We're not interested in making the same old films cheaply. Instead we're interested in finding new ways of storytelling and new subjects that naturally lend themselves to inexpensive filmmaking. We're not going to try to make Ken Burn's Civil War on $50,000 an hour. It can't be done and shouldn't be done. We're going to try to find certain kinds of films that naturally work. It's like the difference between oil painting and watercolor. A mainline PBS or HBO documentary broadcast in primetime, that's like oil painting. We're looking for something different, a different animal. We haven't discovered it yet. I guess that's why we're still in business.
What is an essential equipment package for today's low-budget documentary producer?

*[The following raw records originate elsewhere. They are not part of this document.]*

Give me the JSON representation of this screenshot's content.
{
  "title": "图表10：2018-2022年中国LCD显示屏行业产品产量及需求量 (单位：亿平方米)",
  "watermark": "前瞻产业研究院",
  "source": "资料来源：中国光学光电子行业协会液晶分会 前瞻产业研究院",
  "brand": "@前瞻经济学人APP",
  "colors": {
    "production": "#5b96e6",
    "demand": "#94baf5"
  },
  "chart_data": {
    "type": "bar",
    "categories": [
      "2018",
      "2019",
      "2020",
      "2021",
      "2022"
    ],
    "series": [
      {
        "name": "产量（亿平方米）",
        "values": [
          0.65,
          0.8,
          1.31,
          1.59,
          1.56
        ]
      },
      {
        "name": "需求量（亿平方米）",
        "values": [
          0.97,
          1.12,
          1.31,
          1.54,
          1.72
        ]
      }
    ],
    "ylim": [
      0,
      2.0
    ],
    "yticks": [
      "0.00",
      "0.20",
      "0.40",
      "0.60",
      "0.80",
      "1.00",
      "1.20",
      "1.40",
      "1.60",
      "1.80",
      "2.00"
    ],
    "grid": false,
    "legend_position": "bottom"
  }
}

The consumer cameras are starting to get so good; you can get anything pretty much for $1,000 and up. In the program at Berkeley we use PD100s, PD150s, VX1000s -- the Sony stuff -- and also the Canon XL1, which has become a real workhorse, and the GL1, which is a little less expensive. Any of these consumer-prosumer cameras will make astonishing pictures. Then, you need a good external microphone. You may have to spend a thousand bucks for that. One of the weak points of the consumer cameras is the recording of the sound. The on-board mics are very limited, you need to be so close. And finally, you need something to edit on. We're going to go with Final Cut Pro because we're working in a professional world and we like to stick with manufacturers that are widely used.... So how much is that? Six grand for everything?
What do you think documentaries are going to be like 10 years from now?
There's no question many -- and I stress many and not all -- documentaries are becoming cheaper to make. However the distribution of the films is become much more complicated and fragmented. When I was growing up, you made a documentary for PBS, ABC, NBC, or CBS and that was it. End of conversation. Now, if you're a young filmmaker, there are the networks, plus a dozen cable possibilities, plus an infinite number of possibilities on the Internet. Plus, what is now a very vibrant home video, educational video market. That's just confusing to a lot of folks and more difficult to access. So more documentaries get broadcast, but fewer people see them. And we're in this business to have people see our films. Why bother making a film about the civil rights movement unless 21 million people are going to see it?